Mauk
Rita est une jeune femme pleine de vie et de rêves. Mais elle a un caillou dans sa chaussure, un sparadrap du capitaine Haddock dans sa vie, un truc qui ne la lâche pas. Son « coloc », elle l’appelle. Une chose flasque et incolore, qui squatte les recoins de son appart. « On pourrait croire à une bête pâte à pizza ou à une tranche de tofu… s’il n’avait pas cette capacité à se rendre transparent… », tente-t-elle de le définir. Et s’il ne commençait pas à prendre ses aises et à bouger les meubles. Voire à parler. « Mauk », murmure-t-il. Comme pour se présenter, et devenir, un peu, quelqu’un.
Pour son premier livre, Louise Aleksiejew propose une réflexion à la fois fine et loufoque sur la solitude et l’amitié. Si son récit prend une apparence fantastique, à travers cette sorte de blob invasif et conscient qui ne veut pas quitter « le T1 d’enfer » de Rita, il fait davantage penser à des contes poétiques et surréalistes à la Boris Vian, voire à des nouvelles asburdes à la Kafka. Du moins au début. Car après le rejet, la terreur ou le dégoût, c’est une certaine tendresse qu’éprouve Rita vis-à-vis de sa chose, qui s’humanise page après page. Puis une véritable affection, voire une dépendance. On peut imaginer alors que Mauk n’est qu’une projection psychique de Rita, forme d’ami imaginaire pour mieux gérer sa solitude. Ou encore qu’il est une forme de doudou intérieur, un appui pour assumer son indépendance et ses envies les plus saugrenues. Peu importe l’interprétation, l’histoire avance en zigzag comme pour mieux synthétiser la vie des jeunes adultes, oscillant entre déprime et grandes espérances, euphorie et crises d’angoisse.

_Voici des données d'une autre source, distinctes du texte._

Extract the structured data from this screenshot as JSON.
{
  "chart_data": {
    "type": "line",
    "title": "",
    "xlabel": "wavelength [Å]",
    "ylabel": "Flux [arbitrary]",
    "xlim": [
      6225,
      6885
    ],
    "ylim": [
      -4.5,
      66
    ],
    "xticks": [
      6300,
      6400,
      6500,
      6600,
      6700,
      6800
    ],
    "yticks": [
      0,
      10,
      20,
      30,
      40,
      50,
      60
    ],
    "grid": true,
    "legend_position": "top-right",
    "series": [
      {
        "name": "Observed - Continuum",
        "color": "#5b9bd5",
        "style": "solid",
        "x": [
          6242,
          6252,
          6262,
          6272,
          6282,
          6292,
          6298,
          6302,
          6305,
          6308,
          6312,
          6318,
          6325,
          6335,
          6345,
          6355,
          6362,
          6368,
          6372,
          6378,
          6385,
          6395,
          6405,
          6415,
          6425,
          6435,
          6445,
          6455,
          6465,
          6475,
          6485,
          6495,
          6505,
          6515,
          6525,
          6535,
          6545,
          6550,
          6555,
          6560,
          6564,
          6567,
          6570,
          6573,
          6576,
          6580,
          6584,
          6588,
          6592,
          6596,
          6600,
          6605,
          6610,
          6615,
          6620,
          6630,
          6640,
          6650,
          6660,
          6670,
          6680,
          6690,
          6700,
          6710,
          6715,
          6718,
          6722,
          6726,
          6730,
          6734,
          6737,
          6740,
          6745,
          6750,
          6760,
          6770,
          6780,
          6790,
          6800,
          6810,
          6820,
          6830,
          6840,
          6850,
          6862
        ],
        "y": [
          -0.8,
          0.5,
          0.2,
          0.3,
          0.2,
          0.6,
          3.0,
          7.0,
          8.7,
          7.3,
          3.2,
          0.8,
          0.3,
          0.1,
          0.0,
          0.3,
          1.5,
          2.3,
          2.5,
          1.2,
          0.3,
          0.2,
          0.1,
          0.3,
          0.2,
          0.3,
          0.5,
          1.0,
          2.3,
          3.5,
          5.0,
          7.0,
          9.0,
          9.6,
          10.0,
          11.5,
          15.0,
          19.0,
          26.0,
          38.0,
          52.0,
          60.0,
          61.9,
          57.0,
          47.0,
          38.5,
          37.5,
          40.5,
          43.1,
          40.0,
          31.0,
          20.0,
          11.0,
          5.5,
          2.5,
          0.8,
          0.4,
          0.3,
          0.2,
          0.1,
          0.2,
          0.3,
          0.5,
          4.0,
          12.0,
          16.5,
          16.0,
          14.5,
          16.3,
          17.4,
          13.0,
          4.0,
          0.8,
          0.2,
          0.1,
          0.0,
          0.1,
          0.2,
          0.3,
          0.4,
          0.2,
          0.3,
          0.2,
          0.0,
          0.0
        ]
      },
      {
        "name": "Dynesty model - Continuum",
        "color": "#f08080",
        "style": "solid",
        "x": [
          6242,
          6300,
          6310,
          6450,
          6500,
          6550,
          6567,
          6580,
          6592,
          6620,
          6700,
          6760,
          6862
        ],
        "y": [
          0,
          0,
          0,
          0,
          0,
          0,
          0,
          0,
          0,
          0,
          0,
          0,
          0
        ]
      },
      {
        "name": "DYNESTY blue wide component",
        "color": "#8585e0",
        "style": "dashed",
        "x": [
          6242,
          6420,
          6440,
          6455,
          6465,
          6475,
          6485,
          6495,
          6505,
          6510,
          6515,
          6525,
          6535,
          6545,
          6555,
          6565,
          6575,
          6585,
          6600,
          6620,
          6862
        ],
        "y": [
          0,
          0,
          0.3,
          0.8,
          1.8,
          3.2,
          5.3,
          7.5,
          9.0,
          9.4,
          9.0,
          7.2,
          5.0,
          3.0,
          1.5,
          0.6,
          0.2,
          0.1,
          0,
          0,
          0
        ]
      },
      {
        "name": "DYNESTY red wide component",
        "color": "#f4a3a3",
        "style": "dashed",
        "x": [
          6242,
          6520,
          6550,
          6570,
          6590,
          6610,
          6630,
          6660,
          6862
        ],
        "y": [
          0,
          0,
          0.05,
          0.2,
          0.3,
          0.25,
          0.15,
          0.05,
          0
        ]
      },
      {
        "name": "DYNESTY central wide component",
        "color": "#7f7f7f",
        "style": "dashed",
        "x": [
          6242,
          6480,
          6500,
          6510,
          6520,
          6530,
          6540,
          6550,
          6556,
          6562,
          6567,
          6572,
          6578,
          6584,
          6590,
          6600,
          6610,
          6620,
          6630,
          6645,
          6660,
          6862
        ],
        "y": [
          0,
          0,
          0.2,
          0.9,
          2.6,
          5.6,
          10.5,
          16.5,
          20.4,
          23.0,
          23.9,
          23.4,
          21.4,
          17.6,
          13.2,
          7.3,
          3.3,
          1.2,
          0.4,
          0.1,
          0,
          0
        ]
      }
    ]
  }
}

Avec son graphisme cartoon minimaliste, ses couleurs tranchées et ses découpages denses, l’autrice semble parfois chercher le bon ton, le bon équilibre dans la forme comme dans le fond. Mais elle avance, envers et contre tout, et dévoile avec cette bande dessinée singulière un vrai potentiel artistique et narratif.